At Forum’s 5th Birthday, Need to Grow Is Tall Order

Executives were upbeat at the Four Seasons Hotel in Beverly Hills last week, as the Family Friendly Programming Forum celebrated five years of funding the development of network-TV shows for all viewers. But the group, which includes some of the nation’s biggest advertisers and media agencies, cautioned that viewers still have serious problems with what they and their kids see on the small screen.

About 200 by-invitation attendees, including client, agency and network executives, were at the FFPF’s first symposium, a half-day of panels and presentations on the state of family-friendly TV. (The group defines that category as any programming parents can watch with their kids without being embarrassed.) The forum has more than 40 advertiser members that spend about $13 billion annually on network TV—more than half the total spent in the medium by the top 100 advertisers.

“There was an amazing amount of interest in being here,” said Bill McCarron, vp/media and sponsorships at forum member Verizon. “We’ll be successful if the only thing we do is generate great scripts that will be hits, not just placeholders.”

Since 2000, three of the shows backed by the forum have become hits: WB’s Gilmore Girls; ABC’s 8 Simple Rules for Dating My Daughter; and NBC’s American Dream. Four new FFPF-backed shows will air on the networks in 2003-04: Like Family, All About the Andersons, Steve Harvey’s Big Time and The Tracy Morgan Show.

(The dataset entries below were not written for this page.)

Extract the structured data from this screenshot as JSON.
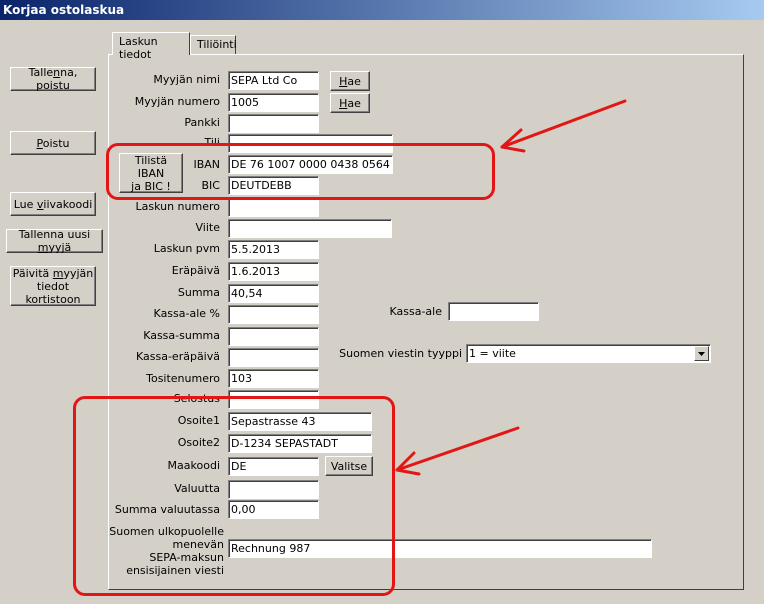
{
  "window": {
    "title": "Korjaa ostolaskua"
  },
  "sidebar": {
    "save_exit": {
      "pre": "Talle",
      "u": "n",
      "post": "na, poistu"
    },
    "exit": {
      "pre": "",
      "u": "P",
      "post": "oistu"
    },
    "read_barcode": {
      "pre": "Lue ",
      "u": "v",
      "post": "iivakoodi"
    },
    "save_new_seller": {
      "pre": "Tallenna uusi ",
      "u": "m",
      "post": "yyjä"
    },
    "update_seller_l1": {
      "pre": "Päivitä ",
      "u": "m",
      "post": "yyjän"
    },
    "update_seller_l2": "tiedot kortistoon"
  },
  "tabs": [
    {
      "label": "Laskun tiedot"
    },
    {
      "label": "Tiliöinti"
    }
  ],
  "form": {
    "myyjan_nimi": {
      "label": "Myyjän nimi",
      "value": "SEPA Ltd Co"
    },
    "myyjan_numero": {
      "label": "Myyjän numero",
      "value": "1005"
    },
    "hae1": {
      "pre": "",
      "u": "H",
      "post": "ae"
    },
    "hae2": {
      "pre": "",
      "u": "H",
      "post": "ae"
    },
    "pankki": {
      "label": "Pankki",
      "value": ""
    },
    "tili": {
      "label": "Tili",
      "value": ""
    },
    "iban_button_l1": "Tilistä IBAN",
    "iban_button_l2": "ja BIC !",
    "iban": {
      "label": "IBAN",
      "value": "DE 76 1007 0000 0438 0564"
    },
    "bic": {
      "label": "BIC",
      "value": "DEUTDEBB"
    },
    "laskun_numero": {
      "label": "Laskun numero",
      "value": ""
    },
    "viite": {
      "label": "Viite",
      "value": ""
    },
    "laskun_pvm": {
      "label": "Laskun pvm",
      "value": "5.5.2013"
    },
    "erapaiva": {
      "label": "Eräpäivä",
      "value": "1.6.2013"
    },
    "summa": {
      "label": "Summa",
      "value": "40,54"
    },
    "kassa_ale_pct": {
      "label": "Kassa-ale %",
      "value": ""
    },
    "kassa_summa": {
      "label": "Kassa-summa",
      "value": ""
    },
    "kassa_erapaiva": {
      "label": "Kassa-eräpäivä",
      "value": ""
    },
    "tositenumero": {
      "label": "Tositenumero",
      "value": "103"
    },
    "selostus": {
      "label": "Selostus",
      "value": ""
    },
    "kassa_ale": {
      "label": "Kassa-ale",
      "value": ""
    },
    "viestin_tyyppi": {
      "label": "Suomen viestin tyyppi",
      "value": "1 = viite"
    },
    "osoite1": {
      "label": "Osoite1",
      "value": "Sepastrasse 43"
    },
    "osoite2": {
      "label": "Osoite2",
      "value": "D-1234 SEPASTADT"
    },
    "maakoodi": {
      "label": "Maakoodi",
      "value": "DE"
    },
    "valitse": "Valitse",
    "valuutta": {
      "label": "Valuutta",
      "value": ""
    },
    "summa_valuutassa": {
      "label": "Summa valuutassa",
      "value": "0,00"
    },
    "sepa_viesti": {
      "label_l1": "Suomen ulkopuolelle",
      "label_l2": "menevän",
      "label_l3": "SEPA-maksun",
      "label_l4": "ensisijainen viesti",
      "value": "Rechnung 987"
    }
  },
  "annotation_color": "#e31616"
}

Susan Lyne, president of ABC Entertainment, told the symposium the forum “had a huge impact on the direction we took going into the fall.”

But speaker Dawn Jacobs, vp of advertising at Johnson & Johnson, said, “There is an ongoing need to advertise in programs appropriate for families,” adding that “after 9/11, families want to watch together.”

Viewers still perceive that TV is dangerous for kids to watch. Lance McAlindon, research manager at forum member Procter & Gamble, unveiled findings from a phone survey of 600 people this month that showed 70 percent of respondents believe there is less family-friendly programming on TV today than five years ago. What’s more, 64 percent said there is less now than a year ago.

Only 16 percent of viewers said TV has a positive impact on them and their children. The four changes viewers want to see most in prime time are more positive portrayals of parents (84 percent); characters with high moral values (80 percent); no profanity (60 percent); and faith in God (60 percent.)

The lack of family-friendly programming in prime time led to the FFPF’s creation in 1998. That year, top clients including former P&G global marketing chief and symposium speaker Bob Wehling met in New York to address how to develop family shows in an environment dominated by programs geared to urban singles, such as Friends, and marked by fragmentation in American TV households. (Research from Magna Global, Interpublic Group’s negotiating unit, showed that from 1985 to 2000, the percentage of homes with three or more TV sets soared from 19 percent to 41 percent.)

In June 1998, Andrea Alstrup, J&J corporate vp of advertising and the FFPF’s founder, spoke on the issue at an Advertising Women of New York event. The subsequent formation of the forum gained the support of many other advertisers, including Kellogg, Coca-Cola, Bristol-Myers, AT&T, Kraft, Pfizer, Ford, General Motors and Sears. Media-agency leaders also have lent their active support, including Irwin Gotlieb, CEO of WPP Group global media network GroupM, and Bill Cella, CEO of Magna Global, both of whom attended the symposium.